Angular’s $http.error()

Earlier I promised (ha! PROMISE!) to explain why I don’t like Angular’s $http.success() and .error() but this guy beat me to the punch:

Don’t use $http’s .success()

First, I hate anything that creates inconsistency in my code. If we use success() we’ll still have to use then() in every other place that has a promise, which makes this syntax sugar more of a cognitive leak in my opinion than anything useful.

Second, it couples your code in a subtle way – you’re telling everyone you’re actually reaching to the network to get something.

These are big issues but I think it misses the biggest one: you lose most of the Power of Promises™ by using .success().

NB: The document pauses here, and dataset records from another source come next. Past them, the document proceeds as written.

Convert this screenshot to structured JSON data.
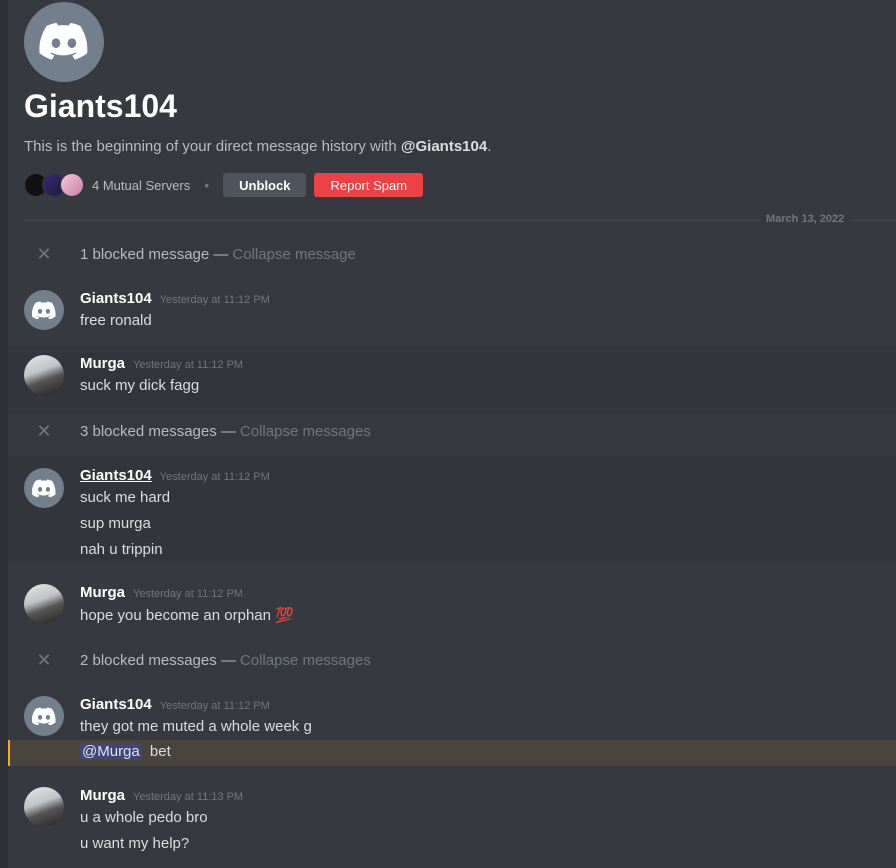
{
  "dm": {
    "title": "Giants104",
    "subtitle_prefix": "This is the beginning of your direct message history with ",
    "subtitle_handle": "@Giants104",
    "subtitle_suffix": ".",
    "mutual_servers": "4 Mutual Servers",
    "separator": "•",
    "unblock_label": "Unblock",
    "report_label": "Report Spam"
  },
  "divider": {
    "date": "March 13, 2022"
  },
  "blocked": [
    {
      "x": "✕",
      "text": "1 blocked message —",
      "link": "Collapse message"
    },
    {
      "x": "✕",
      "text": "3 blocked messages —",
      "link": "Collapse messages"
    },
    {
      "x": "✕",
      "text": "2 blocked messages —",
      "link": "Collapse messages"
    }
  ],
  "groups": [
    {
      "user": "Giants104",
      "time": "Yesterday at 11:12 PM",
      "lines": [
        "free ronald"
      ]
    },
    {
      "user": "Murga",
      "time": "Yesterday at 11:12 PM",
      "lines": [
        "suck my dick fagg"
      ]
    },
    {
      "user": "Giants104",
      "time": "Yesterday at 11:12 PM",
      "lines": [
        "suck me hard",
        "sup murga",
        "nah u trippin"
      ]
    },
    {
      "user": "Murga",
      "time": "Yesterday at 11:12 PM",
      "lines": [
        "hope you become an orphan 💯"
      ]
    },
    {
      "user": "Giants104",
      "time": "Yesterday at 11:12 PM",
      "lines": [
        "they got me muted a whole week g"
      ]
    },
    {
      "user": "Murga",
      "time": "Yesterday at 11:13 PM",
      "lines": [
        "u a whole pedo bro",
        "u want my help?"
      ]
    }
  ],
  "mention_message": {
    "mention": "@Murga",
    "text": "bet"
  },
  "colors": {
    "accent_red": "#ed4245",
    "mention_bar": "#faa81a"
  }
}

Promises are amazing. You can use them to make async code reasonable. You can use them to compose small async bits into a functioning whole. And $http.success() throws it all away. Take a look at this code:

app.controller('MainCtrl', MainCtrl);
function MainCtrl($scope, $http) {
  $scope.started = 'Started';
  $http
    .get('http://date.jsontest.com/')
    .success(function(resp) {
      $scope.time = resp.time;
      return $http.get('http://ip.jsontest.com/');
    })
    .success(function(resp) {
      $scope.ip = resp.ip;
    })
    .finally(function() {
      $scope.finished = 'All done';
    });
}

See the issue? Here it is on Plunker – the IP address isn’t getting filled in. Why? Because you can’t chain HttpPromises together like you can real Promises. What’s actually happening on the second .success() is that it’s calling the Date service a second time! If you were reading that code would you expect 2 calls to the Date service? Here’s the same code using .then():

app.controller('MainCtrl', MainCtrl);

function MainCtrl($scope, $http) {
  $scope.started = 'Started';
  $http
    .get('http://date.jsontest.com/')
    .then(function(resp) {
      $scope.time = resp.data.time;
      return $http.get('http://ip.jsontest.com/');
    })
    .then(function(resp) {
      $scope.ip = resp.data.ip;
    })
    .finally(function() {
      $scope.finished = 'All done';
    });
}

That actually works like you would want it to. It works how Promises are supposed to work: if your .then() returns a Promise it will pass the resolved value to the next .then(). I’m not even getting into error testing. And if you were to pass that to some other system they could add to the chain however they wanted and it would Just Work™.

Then (ha! THEN!) there’s the issue of interoperability. Promises are in ES6 and anything that supports the Promises/A+ API should work together. That means Angular can create a Promise that Bluebird can wrap it in a timeout. Want to split 1 $http call into 5 $http micro-service calls because that’s the Hot New Architecture? If you were using .then() you could just wrap your calls in $q.all(), but $q.all() doesn’t have a .success() method. You lose all that power if you’re calling .success() and .error() all over the place.

So please please please stop using .success() and .error() in your Angular projects and stick to POPO: Plain ‘Ol Promise Objects.